After glaucoma cut his career far too short, he careened between allegations that he had locked his wife in the basement to claims that he had cut through a door with a power saw to beat on her. Kirby also made something of a name for himself in the last couple of years for grabbing breasts and making phone calls to his longtime mistress from the house he and his (now ex-) wife shared. The AP obit story on Puck is strangely worded; circumspect about the obvious decline in his physical, and likely mental, health. Two different paragraphs use the words “the weight gain … concerned those close to him.” Tony Oliva throws in that Puckett kept getting “bigger and bigger and bigger … we were worried about him.” There’s a tangential reference at the end of the piece to the strained relationship between the ex-player and the team that still plays its home games (thanks Bud Selig!) in Minneapolis at 34 Kirby Puckett Place.

These words don’t even look like English to me. What are they saying? Like all Mets fans we knew from talented but troubled athletes. Darryl and Dwight had all the potential in the world but couldn’t get their lives straight and never took lead of the team the way they were supposed to. Kirby was the opposite of all that. The genial smile, the world series game 6 clutch catch and clutch home run: Kirby the ballplayer was golden. Do I really need to look back at him any other way?

*************************************

Last week as I put off writing about Kirby I gave some thought to what picture I would use. The catch against the wall from game 6? The celebratory arms up? For some reason I kept thinking about his 1986 Topps baseball card and I couldn’t even figure out why. It wasn’t his rookie card but it was the one I most identified with him. I think that was the year I started collecting cards…

We moved at the end of last week and as I emptied out the storage closet on Friday I came across the pathetic remains of my old baseball card collection.

And there it was, Kirby Puckett 1986 Topps in a hard plastic case for no good reason. The card really isn’t worth anything. I took me finding it just then as a sign and put the card down on top of my scanner. I would write the post sometime that day I told myself, as soon as the movers were done. And I would scan this very card which travelled with me from Canarsie to Connecticut and across 20 years. Maybe Zvi and my old baseball card collecting would get a mention.

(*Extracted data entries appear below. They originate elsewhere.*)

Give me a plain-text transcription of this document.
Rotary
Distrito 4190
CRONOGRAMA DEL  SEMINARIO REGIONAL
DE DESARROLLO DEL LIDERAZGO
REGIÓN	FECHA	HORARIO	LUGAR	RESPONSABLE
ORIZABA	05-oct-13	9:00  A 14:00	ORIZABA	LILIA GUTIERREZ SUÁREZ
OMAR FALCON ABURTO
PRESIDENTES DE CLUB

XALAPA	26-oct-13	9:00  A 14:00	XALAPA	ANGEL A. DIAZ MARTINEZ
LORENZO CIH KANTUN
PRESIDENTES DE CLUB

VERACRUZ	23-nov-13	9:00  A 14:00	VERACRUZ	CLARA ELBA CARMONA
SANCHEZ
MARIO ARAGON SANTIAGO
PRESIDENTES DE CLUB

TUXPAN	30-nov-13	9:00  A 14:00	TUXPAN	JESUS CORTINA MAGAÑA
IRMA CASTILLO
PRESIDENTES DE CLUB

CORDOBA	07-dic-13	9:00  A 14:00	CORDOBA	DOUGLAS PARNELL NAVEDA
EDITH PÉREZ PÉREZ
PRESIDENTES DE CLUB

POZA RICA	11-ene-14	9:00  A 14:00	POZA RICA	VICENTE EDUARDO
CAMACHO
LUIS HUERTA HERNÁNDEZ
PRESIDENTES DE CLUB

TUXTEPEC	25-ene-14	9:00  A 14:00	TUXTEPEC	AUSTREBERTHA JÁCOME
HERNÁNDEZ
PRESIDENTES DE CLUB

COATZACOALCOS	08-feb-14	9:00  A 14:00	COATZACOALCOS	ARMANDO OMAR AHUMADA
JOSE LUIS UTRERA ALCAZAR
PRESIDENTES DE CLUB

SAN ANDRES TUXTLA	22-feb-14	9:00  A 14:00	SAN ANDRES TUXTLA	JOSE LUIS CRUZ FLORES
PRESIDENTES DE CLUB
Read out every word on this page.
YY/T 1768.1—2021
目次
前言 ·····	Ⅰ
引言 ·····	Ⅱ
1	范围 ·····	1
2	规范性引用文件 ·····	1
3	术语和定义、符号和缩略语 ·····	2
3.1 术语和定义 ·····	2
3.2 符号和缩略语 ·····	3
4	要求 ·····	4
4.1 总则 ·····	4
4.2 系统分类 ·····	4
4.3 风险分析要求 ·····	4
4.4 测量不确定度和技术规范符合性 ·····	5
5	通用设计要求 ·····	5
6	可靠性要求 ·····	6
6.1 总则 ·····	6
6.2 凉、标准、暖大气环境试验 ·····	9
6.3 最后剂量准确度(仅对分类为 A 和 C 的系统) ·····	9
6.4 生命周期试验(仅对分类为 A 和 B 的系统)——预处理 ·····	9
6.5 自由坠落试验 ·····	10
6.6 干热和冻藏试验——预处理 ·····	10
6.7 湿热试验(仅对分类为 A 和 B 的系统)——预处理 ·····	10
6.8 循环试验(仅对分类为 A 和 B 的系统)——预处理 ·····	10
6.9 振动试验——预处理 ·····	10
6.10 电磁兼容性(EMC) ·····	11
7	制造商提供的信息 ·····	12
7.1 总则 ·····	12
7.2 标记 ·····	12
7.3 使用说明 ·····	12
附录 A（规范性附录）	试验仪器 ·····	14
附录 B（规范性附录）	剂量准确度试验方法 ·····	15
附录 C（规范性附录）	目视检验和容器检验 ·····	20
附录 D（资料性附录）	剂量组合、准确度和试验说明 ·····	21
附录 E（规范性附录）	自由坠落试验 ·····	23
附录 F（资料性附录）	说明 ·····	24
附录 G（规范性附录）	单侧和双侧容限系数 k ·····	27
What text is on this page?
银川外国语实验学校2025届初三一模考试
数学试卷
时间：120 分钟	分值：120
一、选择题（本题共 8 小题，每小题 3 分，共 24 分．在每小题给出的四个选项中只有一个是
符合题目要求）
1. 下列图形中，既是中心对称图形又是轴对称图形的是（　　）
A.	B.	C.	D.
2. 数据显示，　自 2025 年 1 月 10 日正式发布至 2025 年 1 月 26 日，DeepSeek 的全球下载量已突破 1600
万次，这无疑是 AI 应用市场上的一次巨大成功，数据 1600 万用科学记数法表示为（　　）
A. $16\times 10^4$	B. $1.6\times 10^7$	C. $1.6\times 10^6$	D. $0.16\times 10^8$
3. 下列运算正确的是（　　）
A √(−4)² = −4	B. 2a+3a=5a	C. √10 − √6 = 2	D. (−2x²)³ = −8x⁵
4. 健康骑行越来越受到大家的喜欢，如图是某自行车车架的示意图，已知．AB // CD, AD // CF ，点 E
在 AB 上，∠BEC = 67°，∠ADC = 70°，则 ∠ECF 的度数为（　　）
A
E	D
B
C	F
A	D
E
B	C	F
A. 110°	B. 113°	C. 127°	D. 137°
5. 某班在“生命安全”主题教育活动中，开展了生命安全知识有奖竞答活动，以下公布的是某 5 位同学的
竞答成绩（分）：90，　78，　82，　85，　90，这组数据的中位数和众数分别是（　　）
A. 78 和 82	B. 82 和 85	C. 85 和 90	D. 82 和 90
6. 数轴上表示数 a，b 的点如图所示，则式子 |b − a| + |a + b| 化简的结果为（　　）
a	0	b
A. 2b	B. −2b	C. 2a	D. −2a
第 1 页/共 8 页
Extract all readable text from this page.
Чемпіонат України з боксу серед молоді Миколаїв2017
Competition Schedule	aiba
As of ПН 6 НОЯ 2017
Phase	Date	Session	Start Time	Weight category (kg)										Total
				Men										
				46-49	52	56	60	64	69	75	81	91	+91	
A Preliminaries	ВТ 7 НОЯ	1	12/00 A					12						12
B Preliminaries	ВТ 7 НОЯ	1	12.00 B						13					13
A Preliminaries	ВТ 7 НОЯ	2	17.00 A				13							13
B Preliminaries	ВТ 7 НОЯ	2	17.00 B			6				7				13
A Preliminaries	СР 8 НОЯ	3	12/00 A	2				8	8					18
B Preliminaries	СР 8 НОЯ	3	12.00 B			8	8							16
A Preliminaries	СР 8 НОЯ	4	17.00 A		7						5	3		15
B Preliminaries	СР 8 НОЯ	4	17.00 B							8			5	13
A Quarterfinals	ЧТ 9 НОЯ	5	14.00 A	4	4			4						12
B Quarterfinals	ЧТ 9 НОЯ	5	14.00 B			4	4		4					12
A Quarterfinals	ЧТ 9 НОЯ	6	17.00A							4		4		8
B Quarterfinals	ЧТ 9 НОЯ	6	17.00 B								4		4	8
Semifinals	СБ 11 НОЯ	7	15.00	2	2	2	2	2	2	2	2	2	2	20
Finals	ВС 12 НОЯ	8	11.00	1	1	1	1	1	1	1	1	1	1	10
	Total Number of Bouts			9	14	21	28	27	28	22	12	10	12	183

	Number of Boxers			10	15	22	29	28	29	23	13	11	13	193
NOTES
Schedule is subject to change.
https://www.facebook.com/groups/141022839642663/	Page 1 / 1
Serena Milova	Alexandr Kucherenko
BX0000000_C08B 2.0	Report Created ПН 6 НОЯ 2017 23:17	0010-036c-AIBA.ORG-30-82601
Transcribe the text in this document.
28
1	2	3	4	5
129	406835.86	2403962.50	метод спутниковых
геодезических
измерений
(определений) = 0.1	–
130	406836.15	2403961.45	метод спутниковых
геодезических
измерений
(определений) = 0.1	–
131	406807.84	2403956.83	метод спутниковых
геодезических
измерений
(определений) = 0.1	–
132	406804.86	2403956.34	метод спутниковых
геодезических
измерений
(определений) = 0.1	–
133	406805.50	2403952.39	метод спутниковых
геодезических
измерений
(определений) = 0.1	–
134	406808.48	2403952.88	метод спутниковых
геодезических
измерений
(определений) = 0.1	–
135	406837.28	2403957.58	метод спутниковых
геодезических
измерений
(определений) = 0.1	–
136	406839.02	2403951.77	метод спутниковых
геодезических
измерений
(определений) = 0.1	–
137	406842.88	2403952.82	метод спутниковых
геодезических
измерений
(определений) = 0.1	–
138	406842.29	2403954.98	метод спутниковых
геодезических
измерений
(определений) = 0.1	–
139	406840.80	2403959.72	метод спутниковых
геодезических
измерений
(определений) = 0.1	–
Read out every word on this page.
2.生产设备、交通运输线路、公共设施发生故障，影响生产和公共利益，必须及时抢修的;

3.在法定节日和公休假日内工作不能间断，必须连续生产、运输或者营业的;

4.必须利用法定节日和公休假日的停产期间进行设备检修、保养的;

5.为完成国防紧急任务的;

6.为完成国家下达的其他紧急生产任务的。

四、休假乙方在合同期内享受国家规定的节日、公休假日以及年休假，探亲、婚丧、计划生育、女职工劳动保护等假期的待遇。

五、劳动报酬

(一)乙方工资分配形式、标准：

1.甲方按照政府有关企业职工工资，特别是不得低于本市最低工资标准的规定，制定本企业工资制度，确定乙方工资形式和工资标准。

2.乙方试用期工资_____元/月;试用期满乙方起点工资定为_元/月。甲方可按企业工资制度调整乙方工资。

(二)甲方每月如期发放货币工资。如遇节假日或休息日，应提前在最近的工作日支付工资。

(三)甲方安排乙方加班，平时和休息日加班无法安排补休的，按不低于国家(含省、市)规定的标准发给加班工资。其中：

At one point I went out to get the movers some sandwiches. When I came back to the computer the card was gone. Our things are in storage right now and I’m pretty sure I’ll find the card in one of those boxes once our new house is ready for us.

But also I take it as a bit of a sign. You can choose to remember people one particular way, you can hold on to one vision of the past for as long as you want…. But ultimately, your rememberance is only part of the whole story and furthermore, terrifyingly, you can lose even that at any time if you don’t hold on tight.